What Bible translation is being used for the Grace Commentary? I will be using the Grace English Bible. Never heard of it? That is because along with writing a full-length commentary on Scripture, I will also be writing a brand new translation of the Bible.
But a new translation is the last thing we need, right?
Actually, a new translation is exactly what we need.
A New Translation of the Bible
I agree with C. S. Lewis who wrote that “If we are to have translation at all we must have periodic re-translation. There is no such thing as translating a book into another language once and for all, for a language is a changing thing” (God in the Dock, 230-231).

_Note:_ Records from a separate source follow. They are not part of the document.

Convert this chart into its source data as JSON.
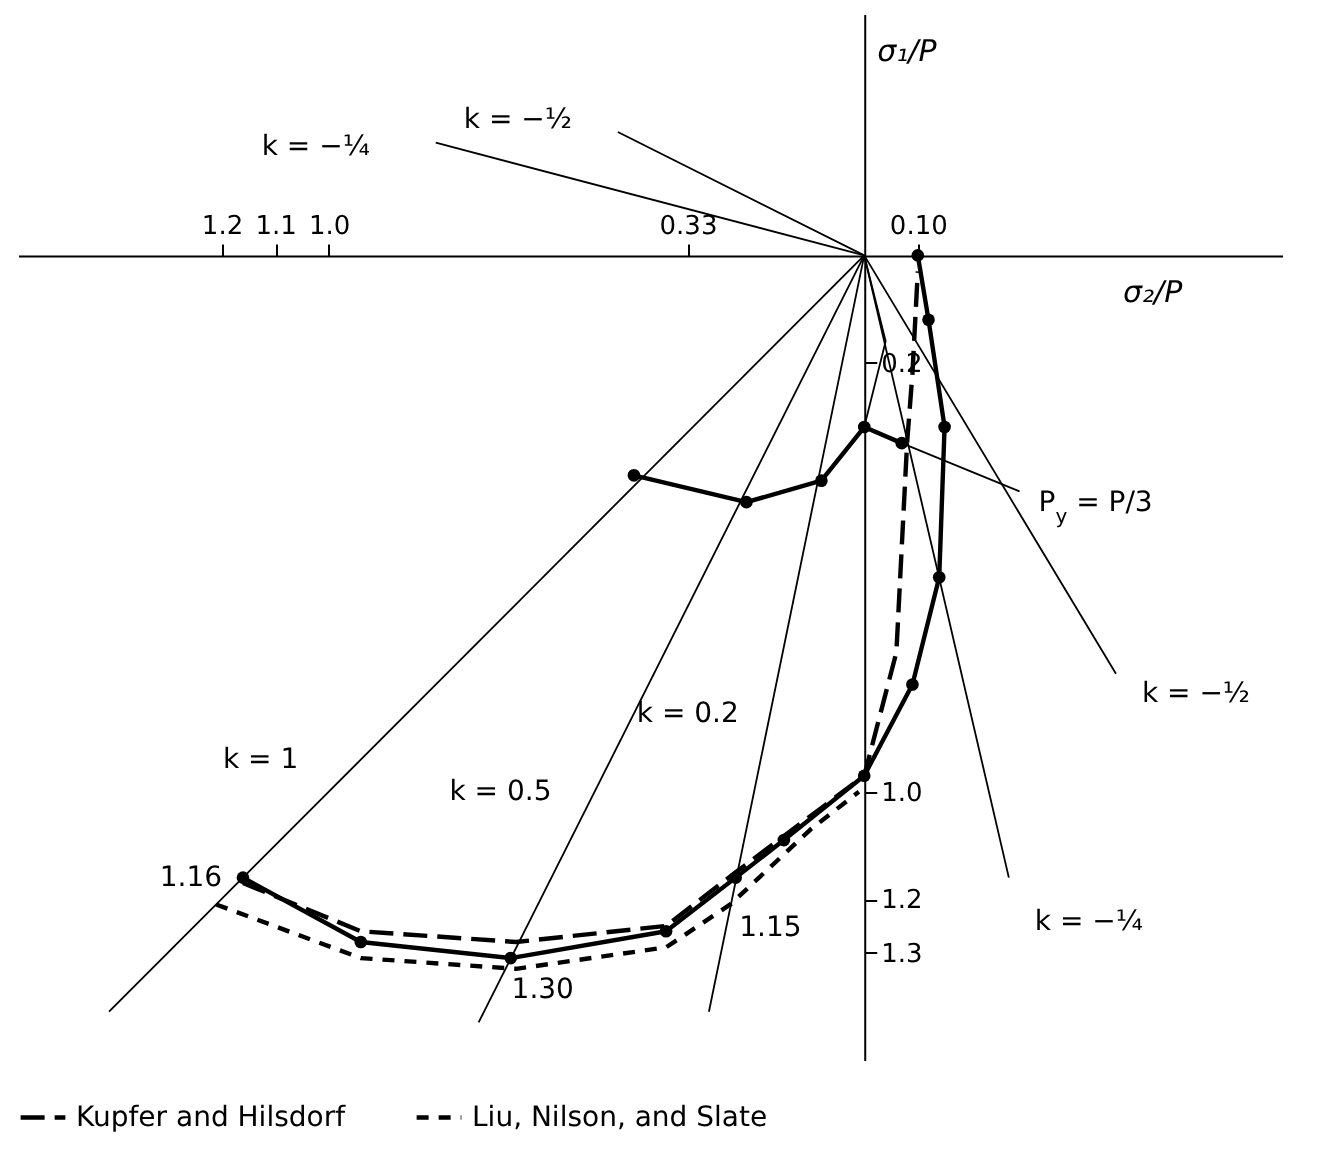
{
  "chart_data": {
    "type": "line",
    "xlabel": "σ₂/P",
    "ylabel": "σ₁/P",
    "xlim": [
      1.58,
      -0.78
    ],
    "ylim": [
      1.5,
      -0.45
    ],
    "xticks": [
      1.2,
      1.1,
      {
        "value": 1.0,
        "label": "1.0"
      },
      0.33,
      {
        "value": -0.1,
        "label": "0.10"
      }
    ],
    "yticks": [
      0.2,
      {
        "value": 1.0,
        "label": "1.0"
      },
      1.2,
      1.3
    ],
    "grid": false,
    "legend": "bottom",
    "series": [
      {
        "color": "#000000",
        "marker": "circle",
        "x": [
          1.16,
          0.94,
          0.66,
          0.37,
          0.24,
          0.15,
          0,
          -0.09,
          -0.14,
          -0.15,
          -0.12,
          -0.1
        ],
        "values": [
          1.16,
          1.28,
          1.31,
          1.26,
          1.16,
          1.09,
          0.97,
          0.8,
          0.6,
          0.32,
          0.12,
          0.0
        ]
      },
      {
        "name": "Kupfer and Hilsdorf",
        "color": "#000000",
        "line_style": "dashed",
        "x": [
          1.16,
          0.94,
          0.65,
          0.37,
          0.24,
          0.08,
          0,
          -0.06,
          -0.08,
          -0.09,
          -0.1
        ],
        "values": [
          1.17,
          1.26,
          1.28,
          1.25,
          1.15,
          1.03,
          0.97,
          0.74,
          0.35,
          0.22,
          0.03
        ]
      },
      {
        "name": "Liu, Nilson, and Slate",
        "color": "#000000",
        "line_style": "dashed",
        "x": [
          1.21,
          0.94,
          0.65,
          0.37,
          0.25,
          0.1,
          0.01
        ],
        "values": [
          1.21,
          1.31,
          1.33,
          1.29,
          1.21,
          1.07,
          1.0
        ]
      },
      {
        "color": "#000000",
        "marker": "circle",
        "x": [
          0.43,
          0.22,
          0.08,
          0,
          -0.07
        ],
        "values": [
          0.41,
          0.46,
          0.42,
          0.32,
          0.35
        ]
      },
      {
        "color": "#000000",
        "x": [
          0,
          -0.04,
          0
        ],
        "values": [
          0,
          0.16,
          0.32
        ]
      },
      {
        "color": "#000000",
        "x": [
          -0.07,
          -0.29
        ],
        "values": [
          0.35,
          0.44
        ]
      },
      {
        "color": "#000000",
        "x": [
          0,
          1.41
        ],
        "values": [
          0,
          1.41
        ]
      },
      {
        "color": "#000000",
        "x": [
          0,
          0.72
        ],
        "values": [
          0,
          1.43
        ]
      },
      {
        "color": "#000000",
        "x": [
          0,
          0.29
        ],
        "values": [
          0,
          1.41
        ]
      },
      {
        "color": "#000000",
        "x": [
          0,
          -0.27
        ],
        "values": [
          0,
          1.16
        ]
      },
      {
        "color": "#000000",
        "x": [
          0,
          -0.47
        ],
        "values": [
          0,
          0.78
        ]
      },
      {
        "color": "#000000",
        "x": [
          0,
          0.8
        ],
        "values": [
          0,
          -0.21
        ]
      },
      {
        "color": "#000000",
        "x": [
          0,
          0.46
        ],
        "values": [
          0,
          -0.23
        ]
      }
    ],
    "annotations": [
      {
        "text": "1.16",
        "x": 1.16,
        "y": 1.16
      },
      {
        "text": "1.30",
        "x": 0.66,
        "y": 1.31
      },
      {
        "text": "1.15",
        "x": 0.25,
        "y": 1.21
      },
      {
        "text": "P$_{y}$ = P/3",
        "x": -0.29,
        "y": 0.44
      },
      {
        "text": "k = 1",
        "x": 1.0,
        "y": 1.0
      },
      {
        "text": "k = 0.5",
        "x": 0.5,
        "y": 1.0
      },
      {
        "text": "k = 0.2",
        "x": 0.18,
        "y": 0.9
      },
      {
        "text": "k = −¼",
        "x": -0.27,
        "y": 1.16
      },
      {
        "text": "k = −½",
        "x": -0.47,
        "y": 0.78
      },
      {
        "text": "k = −¼",
        "x": 0.8,
        "y": -0.21
      },
      {
        "text": "k = −½",
        "x": 0.46,
        "y": -0.23
      }
    ]
  }
}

I have no illusions that my translation will be the best Bible translation available, or that it will be used by a large number of Christians for hundreds of years to come. Such an outcome might actually lead to some negative consequences, much as the sole reliance by some Christians upon the King James Version has led to some poor theology and poor practices. I am all for new translations and the reworking of older translations so that people can always read and study Scripture in the common language of their day.
I have written more over at the Grace English Bible website about the methodology and goals of my Bible translation, but let me state that one other reason I chose to prepare a new translation was cost. Most of today’s available translations charge exorbitant fees if a published or online work reprints more than a certain percentage of the translation. Since one of my goals for the Grace Commentary is to eventually write commentary on the entire Bible, this means that if I were to use a translation like the New King James (NKJ), or the New American Standard (NAS), I will eventually end up reprinting 100% of the text of those translations, and would have to pay the accompanying fee. There are a few translations which do not have this fee, such as the King James Version (KJV) and the New English Translation (NET), but I have too many translation issues with each, and had I used them for the text of my commentary, I would frequently find myself saying, “I disagree with the translation on this verse, and here is why.” I think this would become tiresome to write, and more importantly, tiresome to read.
So I chose to prepare my own translation, the Grace English Bible. It is free to use, and best of all, since it will primarily be an online translation, I can change it any time I want to reflect new insights into Scripture, or any corrections that might be necessary as I learn more about the nuances of Greek and Hebrew. You, as the reader, can help as well. If you do not like the way a translation is worded, or think there might be a better way to turn a phrase, simply go to the proper web page at the Grace English Bible website, and leave your suggestion as a comment.
I look forward to seeing how this translation of the Bible evolves over time.